Although the market was willing to shrug off economic data today, the calendar is still full of big reports the rest of the week, highlighted by Friday’s key employment release. Tuesday serves up vehicle sales throughout the day, factory orders at 10:00 a.m. ET, and Federal Reserve Chairman Ben Bernanke making an appearance via satellite at 9:00 a.m. ET for the International Monetary Conference Central Bankers’ Panel. Bernanke is expected to talk about the economic outlook and take questions from the audience, which could stir volatility in morning trading.

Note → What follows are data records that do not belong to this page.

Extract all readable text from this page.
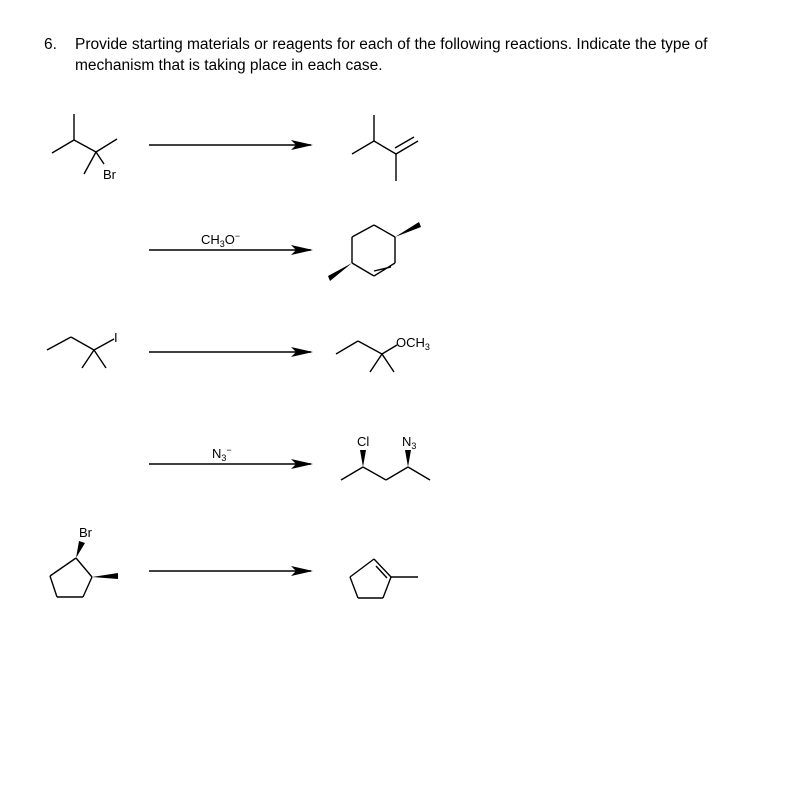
6. Provide starting materials or reagents for each of the following reactions. Indicate the type of mechanism that is taking place in each case.
Br
$CH_3O^-$
I	$OCH_3$
$N_3^-$
Cl	$N_3$
Br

As one might expect, financial sectors were big losers today, with investment banking and brokerage firms attracting sellers, as did specialized finance firms and consumer finance stocks. Other poor performers on Monday included tire and rubber stocks, motorcycle manufacturers and casinos. The only sectors showing impressive gains were coal and refining/marketing stocks.

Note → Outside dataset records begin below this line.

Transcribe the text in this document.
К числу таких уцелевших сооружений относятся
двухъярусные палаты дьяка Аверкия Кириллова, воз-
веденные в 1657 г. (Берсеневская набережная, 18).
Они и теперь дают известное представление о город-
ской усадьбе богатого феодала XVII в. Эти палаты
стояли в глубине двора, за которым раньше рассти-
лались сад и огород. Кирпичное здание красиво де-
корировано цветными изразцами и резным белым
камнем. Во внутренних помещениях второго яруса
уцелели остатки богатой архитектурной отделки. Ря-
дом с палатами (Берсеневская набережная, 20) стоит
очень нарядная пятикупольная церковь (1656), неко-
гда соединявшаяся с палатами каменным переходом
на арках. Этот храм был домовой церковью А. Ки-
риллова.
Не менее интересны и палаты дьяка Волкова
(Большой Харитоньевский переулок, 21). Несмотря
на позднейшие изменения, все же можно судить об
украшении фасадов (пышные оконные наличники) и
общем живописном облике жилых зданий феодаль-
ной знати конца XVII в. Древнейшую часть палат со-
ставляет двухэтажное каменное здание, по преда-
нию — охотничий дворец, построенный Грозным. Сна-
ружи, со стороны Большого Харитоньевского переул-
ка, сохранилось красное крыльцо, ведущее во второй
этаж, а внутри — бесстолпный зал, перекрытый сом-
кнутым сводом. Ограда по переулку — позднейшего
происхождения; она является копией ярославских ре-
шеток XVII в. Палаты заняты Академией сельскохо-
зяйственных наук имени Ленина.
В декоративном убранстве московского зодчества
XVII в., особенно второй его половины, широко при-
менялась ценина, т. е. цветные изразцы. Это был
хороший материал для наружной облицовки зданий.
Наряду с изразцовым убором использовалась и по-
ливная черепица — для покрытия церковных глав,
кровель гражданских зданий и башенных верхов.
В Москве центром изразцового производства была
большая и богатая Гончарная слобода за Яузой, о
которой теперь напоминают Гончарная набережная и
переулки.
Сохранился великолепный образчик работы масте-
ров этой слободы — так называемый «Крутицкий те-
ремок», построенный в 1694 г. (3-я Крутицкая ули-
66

Within individual small caps, Palm Harbor Homes (Nasdaq:PHHM) tumbled nearly 20% without fresh news. Kohlberg Capital Corp. (Nasdaq:KCAP) lost about 14%, pulled under by the financial slide. MAP Pharmaceuticals (Nasdaq:MAPP) declined some 13%, rejecting a big rally from Friday’s session in the process. On the upside, Avant Immunotherapeutics Inc. (Nasdaq:AVAN) soared some 26% on unusually heavy volume on news that the company’s cancer vaccine doubled the survival rate of the most common form of brain tumors. Also, ABIOMED Inc. (Nasdaq:ABMD) surged 15% to 52-week highs on brisk turnover amid news that the FDA approved the sale of its heart pump.

The Russell 2000 held a test of the 20-day moving average Monday, but once again retreated in the shadow of key long-term chart resistance near the 750 zone, which corresponds with a 50% retracement of the entire bear market collapse. The market slipped through initial support at 741 and 735 during the day, but bounced back near 741 at the close. If the market slips through 735 again on Tuesday, then the next important downside support areas to watch are at 726 and 720.50. On the upside, resistance is at 744 and the aforementioned 750.